A fé aqui foi abordada como uma necessidade humana patente depois de anos de reflexões, a qual não promete só no pós-morte, mas na vida também pode-se sentir seus efeitos. Também nada tem a ver com essas crendices de cartas e tarôs (isso não é fé). Portanto, sua “solidão cósmica” não seria um claro sintoma da ausência da fé? E o fato de você não ter certeza da inexistência de Deus não seria uma indicação clara de que seus argumentos são insuficientes para provar que ele não exista?
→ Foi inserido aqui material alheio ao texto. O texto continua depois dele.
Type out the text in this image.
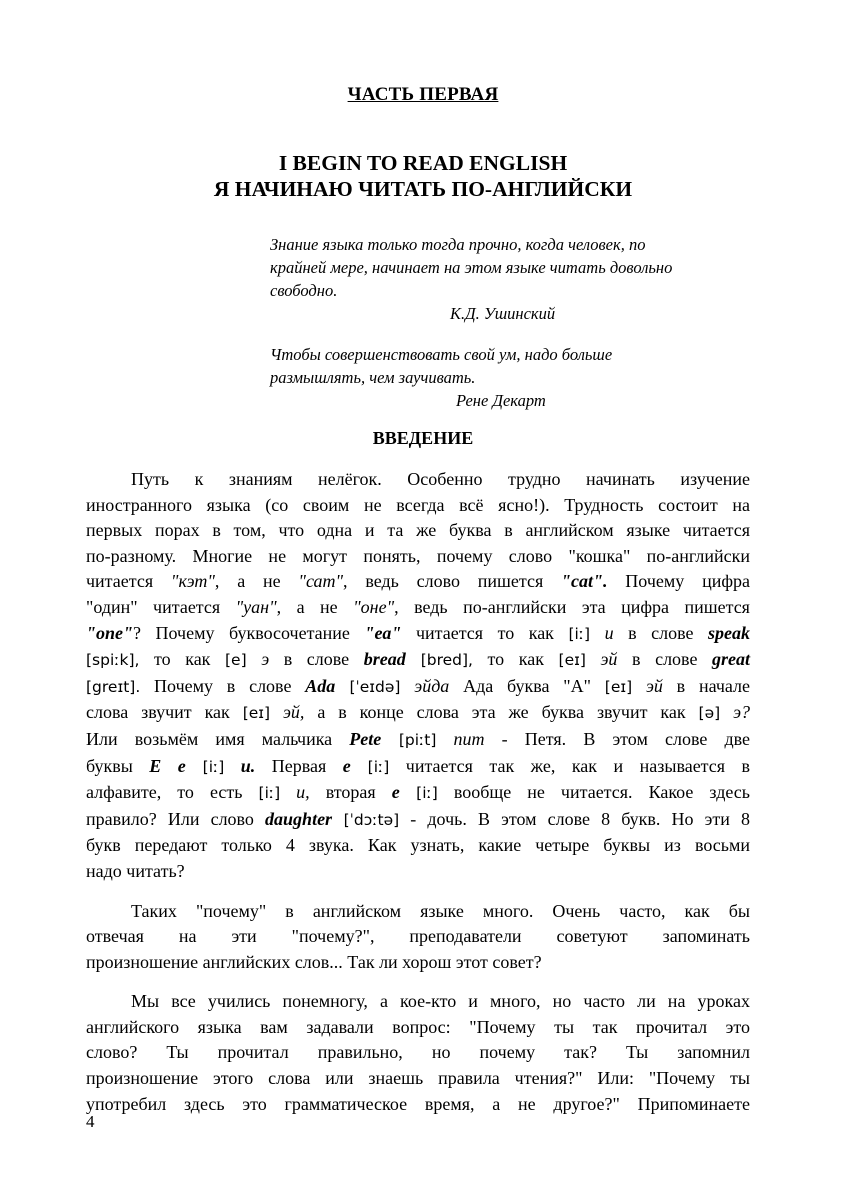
ЧАСТЬ ПЕРВАЯ
I BEGIN TO READ ENGLISH
Я НАЧИНАЮ ЧИТАТЬ ПО-АНГЛИЙСКИ
Знание языка только тогда прочно, когда человек, по
крайней мере, начинает на этом языке читать довольно
свободно.
К.Д. Ушинский
Чтобы совершенствовать свой ум, надо больше
размышлять, чем заучивать.
Рене Декарт
ВВЕДЕНИЕ
Путь к знаниям нелёгок. Особенно трудно начинать изучение
иностранного языка (со своим не всегда всё ясно!). Трудность состоит на
первых порах в том, что одна и та же буква в английском языке читается
по-разному. Многие не могут понять, почему слово "кошка" по-английски
читается "кэт", а не "сат", ведь слово пишется "cat". Почему цифра
"один" читается "уан", а не "оне", ведь по-английски эта цифра пишется
"one"? Почему буквосочетание "ea" читается то как [iː] и в слове speak
[spiːk], то как [e] э в слове bread [bred], то как [eɪ] эй в слове great
[greɪt]. Почему в слове Ada [ˈeɪdə] эйда Ада буква "А" [eɪ] эй в начале
слова звучит как [eɪ] эй, а в конце слова эта же буква звучит как [ə] э?
Или возьмём имя мальчика Pete [piːt] пит - Петя. В этом слове две
буквы E e [iː] и. Первая e [iː] читается так же, как и называется в
алфавите, то есть [iː] и, вторая e [iː] вообще не читается. Какое здесь
правило? Или слово daughter [ˈdɔːtə] - дочь. В этом слове 8 букв. Но эти 8
букв передают только 4 звука. Как узнать, какие четыре буквы из восьми
надо читать?
Таких "почему" в английском языке много. Очень часто, как бы
отвечая на эти "почему?", преподаватели советуют запоминать
произношение английских слов... Так ли хорош этот совет?
Мы все учились понемногу, а кое-кто и много, но часто ли на уроках
английского языка вам задавали вопрос: "Почему ты так прочитал это
слово? Ты прочитал правильно, но почему так? Ты запомнил
произношение этого слова или знаешь правила чтения?" Или: "Почему ты
употребил здесь это грамматическое время, а не другое?" Припоминаете
4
É impossível o ser humano reunir argumentos, dentro do infinito, para provar que Deus não existe. Ele só conseguiria essa façanha se ele dominasse o próprio infinito, o que não é possível. Por exemplo, dentro da sua casa (finita), você só acredita que não existe ninguém se você conseguir percorrer toda a casa. Se você estiver só na cozinha, e não sair para os outros cômodos, jamais dirá com certeza que não existe ninguém ali. Portanto, como Deus é infinito, a não ser que o ser humano seja onisciente (conhecimento infinito), jamais poderá provar que ele não exista. Por outro lado, pela fé o ser humano percebe Deus. Mas, a estrada é longa e, como diz o texto, às vezes os ouvidos e olhos da fé funcionam melhor quando os ouvidos e olhos físicos já estiverem desgastados. Mas, se for possível antecipar, melhor.
P.S.: Vou deixar esse “P.S.” como agradecimento por ajudar-me a tirar o 007 de cena. Por falar nisso o “S” do seu “P.S” (do seu artigo) está querendo saber até hoje por que o irmão “P” tem direito a um ponto e ele não. Não se preocupe, isso é só para mostra que nos preocupamos com os detalhes, e com as regras. Afinal, as regras são importantes. Tem tudo a ver com o texto.
[[Não seria a “solidão cósmica”, que parece um sentimento de estar perdendo alguma festa em algum lugar, um atenuante para a qualidade de vida, o que mostra a necessidade da fé, necessidade que pode ser sentida de forma mais forte numa idade mais avançada da sua vida?]]
Não. Qual é o problema em ser forte o suficiente para se conviver com o fato simples de que não sabemos o suficiente sobre a existência? É uma questão de aceitar a nossa própria ignorância, não!?
Outro argumento bobo dos crentes é o de que os ateus ou agnósticos estão a todo momento querendo provar a não-existência de Deus. Eu não tenho a menor intenção de provar que ele não existe. Inclusive não digo isso em nenhum momento do texto. O que afirmo é que possivelmente vivo uma vida melhor sem me utilizar de muletas.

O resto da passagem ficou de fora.